Chief Nursing Officer interviewed 7/6/2017 at 9:15 AM confirmed the medical record lacked the documentation.
The CAH failed to provide a policy regarding pre-anesthesia evaluation or the anesthetist review of the patient's condition prior to the procedure.
Tag No.: C0336
Based on document review and interview the Critical Access Hospital (CAH) failed to perform continuous quality improvement monitoring for four of six months (March, April, May, and June) of 2017. Failure to perform continuous monitoring of quality indicators places patients and employees at risk of receiving and administering poor and inefficient or unsafe care.
Findings include:
- Review of the Quality Assurance Process Improvement (QAPI) plan on 7/6/2017 at 2:00PM revealed no statistics or data were for the months of March, April, May, and June 2017 detailing the outcomes of identified indicators for any hospital department.
QA Staff DD confirmed the plan lacked statistics for every hospital department for March, April, May, and June, 2017. S/he acknowledged quality meetings are held monthly and no medical staff providers attend, however quality is presented at the quarterly Board and medical staff meetings. "I really don't have a reason the results are not present in the report except we were busy with the move."

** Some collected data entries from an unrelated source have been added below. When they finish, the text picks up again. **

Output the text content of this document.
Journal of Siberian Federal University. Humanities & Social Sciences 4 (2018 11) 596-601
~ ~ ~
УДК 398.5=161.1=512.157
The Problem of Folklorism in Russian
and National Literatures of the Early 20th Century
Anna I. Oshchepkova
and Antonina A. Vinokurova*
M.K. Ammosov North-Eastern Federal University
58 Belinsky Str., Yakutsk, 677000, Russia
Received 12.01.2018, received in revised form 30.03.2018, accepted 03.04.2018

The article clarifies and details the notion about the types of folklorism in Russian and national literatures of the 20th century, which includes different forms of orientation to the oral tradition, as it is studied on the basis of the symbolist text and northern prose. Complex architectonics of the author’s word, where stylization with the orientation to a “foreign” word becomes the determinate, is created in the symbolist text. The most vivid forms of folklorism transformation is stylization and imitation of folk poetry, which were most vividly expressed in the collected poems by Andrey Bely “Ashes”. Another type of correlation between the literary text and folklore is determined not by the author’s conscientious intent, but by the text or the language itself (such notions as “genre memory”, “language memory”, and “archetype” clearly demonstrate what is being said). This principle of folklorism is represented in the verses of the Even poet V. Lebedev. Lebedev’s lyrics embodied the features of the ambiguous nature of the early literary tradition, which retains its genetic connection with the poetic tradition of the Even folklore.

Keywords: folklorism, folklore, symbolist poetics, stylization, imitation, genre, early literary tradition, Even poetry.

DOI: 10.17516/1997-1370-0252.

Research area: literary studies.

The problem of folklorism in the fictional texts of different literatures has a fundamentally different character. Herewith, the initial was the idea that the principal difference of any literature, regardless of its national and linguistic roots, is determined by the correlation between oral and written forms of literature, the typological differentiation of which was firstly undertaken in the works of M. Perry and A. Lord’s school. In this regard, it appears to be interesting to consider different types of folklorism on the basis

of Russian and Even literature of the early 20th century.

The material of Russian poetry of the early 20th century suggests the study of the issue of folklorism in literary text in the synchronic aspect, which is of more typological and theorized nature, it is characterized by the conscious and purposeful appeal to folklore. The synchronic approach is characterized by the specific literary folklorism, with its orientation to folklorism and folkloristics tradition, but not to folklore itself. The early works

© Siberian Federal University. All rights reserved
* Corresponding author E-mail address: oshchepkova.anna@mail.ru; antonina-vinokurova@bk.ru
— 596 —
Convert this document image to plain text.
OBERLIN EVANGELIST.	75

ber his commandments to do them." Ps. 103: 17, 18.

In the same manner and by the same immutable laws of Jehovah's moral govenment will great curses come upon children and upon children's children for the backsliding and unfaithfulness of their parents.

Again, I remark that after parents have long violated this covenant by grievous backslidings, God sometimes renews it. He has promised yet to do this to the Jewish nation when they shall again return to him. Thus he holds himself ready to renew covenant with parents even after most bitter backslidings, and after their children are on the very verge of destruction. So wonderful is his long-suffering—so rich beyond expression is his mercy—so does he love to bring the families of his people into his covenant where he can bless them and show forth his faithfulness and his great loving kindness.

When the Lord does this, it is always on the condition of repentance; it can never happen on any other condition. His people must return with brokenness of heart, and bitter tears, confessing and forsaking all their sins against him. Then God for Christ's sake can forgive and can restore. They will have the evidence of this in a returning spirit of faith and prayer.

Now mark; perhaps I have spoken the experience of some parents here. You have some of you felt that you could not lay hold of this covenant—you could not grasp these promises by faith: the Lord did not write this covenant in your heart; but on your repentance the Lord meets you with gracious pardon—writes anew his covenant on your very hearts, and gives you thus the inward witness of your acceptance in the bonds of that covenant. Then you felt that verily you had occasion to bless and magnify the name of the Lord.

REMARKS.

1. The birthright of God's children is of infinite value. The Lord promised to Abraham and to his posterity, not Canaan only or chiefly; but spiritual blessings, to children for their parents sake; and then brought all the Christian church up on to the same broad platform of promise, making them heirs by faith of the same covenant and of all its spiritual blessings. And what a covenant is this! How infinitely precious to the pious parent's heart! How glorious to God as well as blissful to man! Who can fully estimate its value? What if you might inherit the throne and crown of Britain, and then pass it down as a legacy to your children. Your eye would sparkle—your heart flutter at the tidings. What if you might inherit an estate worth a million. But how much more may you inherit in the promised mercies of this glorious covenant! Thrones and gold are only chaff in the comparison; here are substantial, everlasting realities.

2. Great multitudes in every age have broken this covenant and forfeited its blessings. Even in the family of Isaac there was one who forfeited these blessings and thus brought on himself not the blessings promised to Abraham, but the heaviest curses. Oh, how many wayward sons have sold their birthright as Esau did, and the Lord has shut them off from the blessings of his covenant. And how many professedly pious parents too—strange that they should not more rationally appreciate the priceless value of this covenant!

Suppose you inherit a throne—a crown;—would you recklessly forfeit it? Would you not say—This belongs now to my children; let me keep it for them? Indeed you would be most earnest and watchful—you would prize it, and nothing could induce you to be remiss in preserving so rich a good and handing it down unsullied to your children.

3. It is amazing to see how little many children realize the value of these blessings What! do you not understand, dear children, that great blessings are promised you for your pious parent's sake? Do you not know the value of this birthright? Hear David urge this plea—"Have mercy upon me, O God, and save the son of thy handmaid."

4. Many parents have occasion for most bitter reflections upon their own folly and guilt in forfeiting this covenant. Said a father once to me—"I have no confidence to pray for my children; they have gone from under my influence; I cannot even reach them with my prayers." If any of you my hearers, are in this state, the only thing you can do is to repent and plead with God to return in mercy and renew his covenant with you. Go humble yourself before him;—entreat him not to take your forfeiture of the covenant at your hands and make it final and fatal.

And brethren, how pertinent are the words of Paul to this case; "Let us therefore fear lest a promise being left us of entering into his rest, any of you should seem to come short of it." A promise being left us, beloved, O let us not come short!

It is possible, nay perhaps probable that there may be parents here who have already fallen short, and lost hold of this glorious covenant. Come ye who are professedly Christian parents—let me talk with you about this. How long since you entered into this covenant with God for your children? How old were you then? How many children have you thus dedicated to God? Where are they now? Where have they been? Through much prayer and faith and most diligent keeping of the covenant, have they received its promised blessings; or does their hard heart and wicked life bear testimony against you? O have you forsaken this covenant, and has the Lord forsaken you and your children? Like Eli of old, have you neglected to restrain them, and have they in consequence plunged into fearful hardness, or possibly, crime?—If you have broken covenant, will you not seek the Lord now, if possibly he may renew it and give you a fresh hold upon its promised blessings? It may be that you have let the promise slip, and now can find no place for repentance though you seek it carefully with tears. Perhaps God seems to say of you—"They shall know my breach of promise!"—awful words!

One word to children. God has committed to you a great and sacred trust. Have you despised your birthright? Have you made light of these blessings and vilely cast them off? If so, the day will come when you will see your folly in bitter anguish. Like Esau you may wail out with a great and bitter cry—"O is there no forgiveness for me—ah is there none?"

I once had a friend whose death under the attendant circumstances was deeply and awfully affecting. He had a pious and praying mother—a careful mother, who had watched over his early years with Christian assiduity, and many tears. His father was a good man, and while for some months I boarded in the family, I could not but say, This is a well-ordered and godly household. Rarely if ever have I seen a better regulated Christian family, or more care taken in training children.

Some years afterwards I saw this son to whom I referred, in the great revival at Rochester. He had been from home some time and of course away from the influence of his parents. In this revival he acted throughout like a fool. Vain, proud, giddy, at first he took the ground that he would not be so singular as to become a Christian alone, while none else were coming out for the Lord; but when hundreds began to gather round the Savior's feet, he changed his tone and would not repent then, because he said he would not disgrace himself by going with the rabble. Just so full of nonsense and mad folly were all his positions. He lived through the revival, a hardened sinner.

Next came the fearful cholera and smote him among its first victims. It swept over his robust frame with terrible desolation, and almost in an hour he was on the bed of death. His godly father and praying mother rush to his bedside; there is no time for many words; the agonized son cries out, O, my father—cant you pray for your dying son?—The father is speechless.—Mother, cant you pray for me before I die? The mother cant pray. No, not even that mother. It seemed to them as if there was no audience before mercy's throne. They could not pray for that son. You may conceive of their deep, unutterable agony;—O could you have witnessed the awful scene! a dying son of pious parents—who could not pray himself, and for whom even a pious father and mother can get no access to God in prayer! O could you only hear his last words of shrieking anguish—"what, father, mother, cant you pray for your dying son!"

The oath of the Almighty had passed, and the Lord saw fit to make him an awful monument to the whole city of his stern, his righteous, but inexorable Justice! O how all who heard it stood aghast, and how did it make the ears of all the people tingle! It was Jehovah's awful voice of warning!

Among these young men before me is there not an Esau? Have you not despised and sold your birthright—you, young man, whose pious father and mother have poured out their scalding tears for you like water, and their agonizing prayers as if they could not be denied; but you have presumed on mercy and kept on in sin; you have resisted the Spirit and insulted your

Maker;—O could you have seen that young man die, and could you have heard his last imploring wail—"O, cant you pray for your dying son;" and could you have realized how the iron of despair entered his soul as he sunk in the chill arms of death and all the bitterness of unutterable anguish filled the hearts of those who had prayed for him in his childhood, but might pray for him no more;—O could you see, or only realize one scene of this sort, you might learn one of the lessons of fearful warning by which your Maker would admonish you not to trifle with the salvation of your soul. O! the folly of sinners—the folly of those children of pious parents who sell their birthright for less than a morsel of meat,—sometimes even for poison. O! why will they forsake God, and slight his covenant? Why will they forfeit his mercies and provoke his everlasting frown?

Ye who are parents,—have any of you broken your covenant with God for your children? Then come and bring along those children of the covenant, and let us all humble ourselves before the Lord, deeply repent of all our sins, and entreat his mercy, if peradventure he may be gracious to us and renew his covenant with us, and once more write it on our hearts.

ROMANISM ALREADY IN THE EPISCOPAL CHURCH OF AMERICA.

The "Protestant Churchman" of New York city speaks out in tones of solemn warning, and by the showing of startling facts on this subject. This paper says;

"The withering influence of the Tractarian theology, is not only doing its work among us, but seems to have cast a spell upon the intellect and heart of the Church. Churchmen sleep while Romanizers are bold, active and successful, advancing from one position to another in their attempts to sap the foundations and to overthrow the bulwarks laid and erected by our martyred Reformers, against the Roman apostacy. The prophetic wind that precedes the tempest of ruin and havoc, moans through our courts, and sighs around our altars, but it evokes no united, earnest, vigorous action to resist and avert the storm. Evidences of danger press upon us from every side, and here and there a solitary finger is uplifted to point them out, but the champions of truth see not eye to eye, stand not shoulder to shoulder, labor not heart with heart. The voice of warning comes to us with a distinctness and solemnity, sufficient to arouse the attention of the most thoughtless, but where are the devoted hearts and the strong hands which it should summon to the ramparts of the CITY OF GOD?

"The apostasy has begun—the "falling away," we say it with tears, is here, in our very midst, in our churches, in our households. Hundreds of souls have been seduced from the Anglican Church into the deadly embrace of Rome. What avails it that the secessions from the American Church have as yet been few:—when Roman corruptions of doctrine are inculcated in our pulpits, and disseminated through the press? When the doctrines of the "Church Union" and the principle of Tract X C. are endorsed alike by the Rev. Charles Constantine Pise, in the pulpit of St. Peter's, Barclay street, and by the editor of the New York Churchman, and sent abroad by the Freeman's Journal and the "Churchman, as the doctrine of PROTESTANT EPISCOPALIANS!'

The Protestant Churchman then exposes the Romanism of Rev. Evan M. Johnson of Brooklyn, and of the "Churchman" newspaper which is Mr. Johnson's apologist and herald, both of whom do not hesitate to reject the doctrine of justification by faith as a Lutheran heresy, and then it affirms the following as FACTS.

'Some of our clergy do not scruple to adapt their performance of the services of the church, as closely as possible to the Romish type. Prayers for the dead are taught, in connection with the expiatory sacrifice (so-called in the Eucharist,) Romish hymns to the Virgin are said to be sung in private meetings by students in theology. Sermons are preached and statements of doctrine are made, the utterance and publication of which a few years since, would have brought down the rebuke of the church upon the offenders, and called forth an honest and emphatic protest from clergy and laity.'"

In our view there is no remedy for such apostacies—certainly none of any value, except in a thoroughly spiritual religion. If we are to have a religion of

Document "Quality Assurance/Performance Improvement (QAPI) Procedure" directed " ...All department heads, in conjunction with his or her staff, will monitor all the quality assurance activities for the respective departments as mandated by standard, bylaw, regulation, or governing body ... ...Consistent with continuous quality improvement principles, quality improvement activities at CAH will be reviewed on an ongoing basis by the Quality Committee with final assessment by the Governing Body ..."
Tag No.: C0402
Based on medical record review and interview, the facility failed to ensure speech therapy order for evaluation and treatment was followed for 1 of 5 swing bed medical records reviewed (Patient #22). This deficient practice has the potential to affect the rehabilitation and quality of life for all swing bed patients.
Findings include:
- Patient #22's medical record review on 7/7/2017 at 10:00 AM revealed the patient was admitted to swing bed status on 1/28/2017 and was discharged on 2/3/2017. Medical record review revealed a speech therapy evaluation and treatment order was written on the swing bed admission orders, and was signed, and noted by nursing. Medical record review revealed the patient's chart lacked evidence the patient received the speech therapy evaluation or treatment.
Therapy Receptionist Staff GG interviewed 7/7/2017 at 2:15 communicated patient #22 did not receive any speech therapy evaluations or treatments.
The CAH failed to provide a policy regarding the processing of therapy orders.